My friend Carlos wants to invest in a rafting business in California. In addition to the investment, he wants to work as
general manager of this business. Carlos has asked me following questions:

[Note to interviewer: This case is relatively straight forward. The interviewer should really probe interviewee to identify
the key drivers of both revenue and cost in this particular business—try not to give away much. In addition, once the
interviewee has performed the valuation, they should really think about some of the inherent risk of this business.]

Question 1: Is the business currently profitable?

Question 2: How much is the business worth?

Question 3: Should I acquire it?

Case Details

Question 1: Is the business currently profitable?

Info to be given as case progresses:

• Since this is a seasonal business, it is open every day in July and August and only 2 days per week in May, June, and
September. It is closed for the rest of the year.

Info to be given if asked:

• Revenue:

o The business has 5 rafting boats. o Each boat makes on average 20 trips per day.

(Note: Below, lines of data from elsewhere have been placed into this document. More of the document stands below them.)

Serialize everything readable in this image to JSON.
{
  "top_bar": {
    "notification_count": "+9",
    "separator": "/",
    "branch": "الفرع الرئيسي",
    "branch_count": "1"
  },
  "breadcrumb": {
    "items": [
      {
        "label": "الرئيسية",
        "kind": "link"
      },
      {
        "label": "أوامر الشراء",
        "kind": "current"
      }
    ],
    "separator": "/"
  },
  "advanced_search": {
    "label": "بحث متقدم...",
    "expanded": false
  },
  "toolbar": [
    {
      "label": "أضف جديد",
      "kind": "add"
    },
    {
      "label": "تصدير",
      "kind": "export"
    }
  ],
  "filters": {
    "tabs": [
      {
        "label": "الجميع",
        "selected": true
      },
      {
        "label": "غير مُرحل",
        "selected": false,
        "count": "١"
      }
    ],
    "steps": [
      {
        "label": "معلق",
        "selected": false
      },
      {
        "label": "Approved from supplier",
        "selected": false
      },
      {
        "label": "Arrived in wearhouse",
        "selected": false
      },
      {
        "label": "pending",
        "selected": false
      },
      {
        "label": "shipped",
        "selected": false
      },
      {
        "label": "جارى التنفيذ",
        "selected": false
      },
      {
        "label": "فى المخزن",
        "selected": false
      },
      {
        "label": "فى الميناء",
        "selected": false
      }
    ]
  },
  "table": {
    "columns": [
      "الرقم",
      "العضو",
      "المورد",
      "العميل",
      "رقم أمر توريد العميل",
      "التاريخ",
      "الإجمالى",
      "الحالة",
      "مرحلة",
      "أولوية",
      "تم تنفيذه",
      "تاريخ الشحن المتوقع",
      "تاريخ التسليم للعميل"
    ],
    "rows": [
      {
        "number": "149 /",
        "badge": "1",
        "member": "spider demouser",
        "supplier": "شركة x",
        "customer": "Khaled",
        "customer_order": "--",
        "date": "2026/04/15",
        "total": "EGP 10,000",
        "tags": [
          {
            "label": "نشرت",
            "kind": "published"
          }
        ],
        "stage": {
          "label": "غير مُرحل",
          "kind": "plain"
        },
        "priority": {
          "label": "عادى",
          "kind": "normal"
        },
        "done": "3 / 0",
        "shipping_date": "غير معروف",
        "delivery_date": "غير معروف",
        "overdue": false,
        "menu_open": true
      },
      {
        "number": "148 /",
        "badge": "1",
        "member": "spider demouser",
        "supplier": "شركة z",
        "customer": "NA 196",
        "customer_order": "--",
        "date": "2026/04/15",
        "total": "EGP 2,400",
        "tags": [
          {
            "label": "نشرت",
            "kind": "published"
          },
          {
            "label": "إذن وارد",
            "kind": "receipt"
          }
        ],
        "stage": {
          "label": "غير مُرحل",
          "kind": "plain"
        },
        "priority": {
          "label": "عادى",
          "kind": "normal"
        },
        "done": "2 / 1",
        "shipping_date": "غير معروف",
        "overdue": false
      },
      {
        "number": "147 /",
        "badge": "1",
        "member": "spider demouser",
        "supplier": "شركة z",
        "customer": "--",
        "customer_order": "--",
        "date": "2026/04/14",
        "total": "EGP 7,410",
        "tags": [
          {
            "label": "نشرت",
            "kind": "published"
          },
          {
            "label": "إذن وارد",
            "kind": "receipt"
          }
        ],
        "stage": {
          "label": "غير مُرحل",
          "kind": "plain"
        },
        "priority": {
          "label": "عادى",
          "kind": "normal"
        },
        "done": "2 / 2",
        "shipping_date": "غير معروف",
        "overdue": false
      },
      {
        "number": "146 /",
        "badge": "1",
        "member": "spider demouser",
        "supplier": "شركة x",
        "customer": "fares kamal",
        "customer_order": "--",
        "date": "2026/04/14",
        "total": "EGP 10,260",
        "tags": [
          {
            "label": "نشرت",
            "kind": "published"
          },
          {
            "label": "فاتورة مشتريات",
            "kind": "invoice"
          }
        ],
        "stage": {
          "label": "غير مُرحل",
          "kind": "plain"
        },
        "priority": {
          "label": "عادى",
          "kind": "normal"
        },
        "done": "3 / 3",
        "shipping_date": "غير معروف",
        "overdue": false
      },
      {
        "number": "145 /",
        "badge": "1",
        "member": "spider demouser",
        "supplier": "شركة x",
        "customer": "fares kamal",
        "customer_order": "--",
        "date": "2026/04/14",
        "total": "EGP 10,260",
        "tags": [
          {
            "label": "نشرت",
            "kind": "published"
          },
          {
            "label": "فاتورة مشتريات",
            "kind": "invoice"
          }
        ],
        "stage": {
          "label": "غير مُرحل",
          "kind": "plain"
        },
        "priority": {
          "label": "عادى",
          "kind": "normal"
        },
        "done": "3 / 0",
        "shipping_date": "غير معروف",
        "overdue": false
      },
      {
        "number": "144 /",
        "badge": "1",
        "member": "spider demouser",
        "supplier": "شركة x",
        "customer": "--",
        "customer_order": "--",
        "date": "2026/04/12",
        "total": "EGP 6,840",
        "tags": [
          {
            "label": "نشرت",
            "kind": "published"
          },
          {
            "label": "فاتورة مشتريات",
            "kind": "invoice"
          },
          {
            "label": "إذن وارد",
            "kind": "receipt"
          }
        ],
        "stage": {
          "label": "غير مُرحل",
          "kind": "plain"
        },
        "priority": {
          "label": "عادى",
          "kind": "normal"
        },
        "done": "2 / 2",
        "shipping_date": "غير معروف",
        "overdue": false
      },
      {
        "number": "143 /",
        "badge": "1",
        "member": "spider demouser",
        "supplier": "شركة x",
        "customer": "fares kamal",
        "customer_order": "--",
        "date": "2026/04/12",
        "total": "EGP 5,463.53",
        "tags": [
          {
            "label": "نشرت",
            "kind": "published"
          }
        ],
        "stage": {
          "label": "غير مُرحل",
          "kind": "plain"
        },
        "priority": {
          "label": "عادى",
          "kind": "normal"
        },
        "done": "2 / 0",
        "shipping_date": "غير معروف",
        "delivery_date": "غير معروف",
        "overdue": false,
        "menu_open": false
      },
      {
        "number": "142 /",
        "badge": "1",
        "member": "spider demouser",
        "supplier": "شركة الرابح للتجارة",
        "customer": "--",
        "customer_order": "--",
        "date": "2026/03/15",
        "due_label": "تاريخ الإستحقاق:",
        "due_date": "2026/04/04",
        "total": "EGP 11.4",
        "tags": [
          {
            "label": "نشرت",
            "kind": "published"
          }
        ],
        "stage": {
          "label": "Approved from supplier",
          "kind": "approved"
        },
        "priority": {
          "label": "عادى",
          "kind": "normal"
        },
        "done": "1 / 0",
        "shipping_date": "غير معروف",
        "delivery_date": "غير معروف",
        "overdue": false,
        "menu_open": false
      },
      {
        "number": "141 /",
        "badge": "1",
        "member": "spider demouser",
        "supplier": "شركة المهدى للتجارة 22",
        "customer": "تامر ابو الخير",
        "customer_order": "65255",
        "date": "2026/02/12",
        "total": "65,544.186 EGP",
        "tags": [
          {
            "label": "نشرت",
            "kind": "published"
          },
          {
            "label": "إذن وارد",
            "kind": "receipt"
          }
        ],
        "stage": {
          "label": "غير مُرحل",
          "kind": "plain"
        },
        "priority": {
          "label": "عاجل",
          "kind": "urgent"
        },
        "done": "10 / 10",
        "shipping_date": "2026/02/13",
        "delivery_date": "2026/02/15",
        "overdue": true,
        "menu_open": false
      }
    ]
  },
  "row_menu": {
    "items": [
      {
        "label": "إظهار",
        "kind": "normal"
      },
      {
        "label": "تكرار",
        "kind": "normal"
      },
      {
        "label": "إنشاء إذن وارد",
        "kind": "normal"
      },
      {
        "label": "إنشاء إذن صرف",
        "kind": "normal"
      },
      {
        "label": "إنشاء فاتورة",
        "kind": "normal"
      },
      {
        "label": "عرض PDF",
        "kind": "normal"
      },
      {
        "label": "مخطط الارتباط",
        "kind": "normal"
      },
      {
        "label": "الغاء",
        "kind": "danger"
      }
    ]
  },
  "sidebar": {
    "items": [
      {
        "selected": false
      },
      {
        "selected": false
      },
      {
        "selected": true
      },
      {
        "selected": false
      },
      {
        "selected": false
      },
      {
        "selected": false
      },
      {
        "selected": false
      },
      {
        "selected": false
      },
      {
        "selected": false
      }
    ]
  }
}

o The price of each trip is $20.

• Costs:

o Variable: Labor is 4 Rafting instructors, making $15/hour worked.

o Fixed: General manager’s salary: $40,000/year

o Fixed: 2 leased vans to transport clients and equipment from the end of the tour back to the start: $5,000/van/year

o Fixed: Insurance (risky business!): $8,000/year

o Fixed: Overhead is $2,000/year

Question 2: How much is the business worth?

Info to be given if asked:

• For the valuation, let’s assume a discount rate of 10%.

• Let’s do a perpetuity valuation.

Question 3: Should I acquire it? No Information.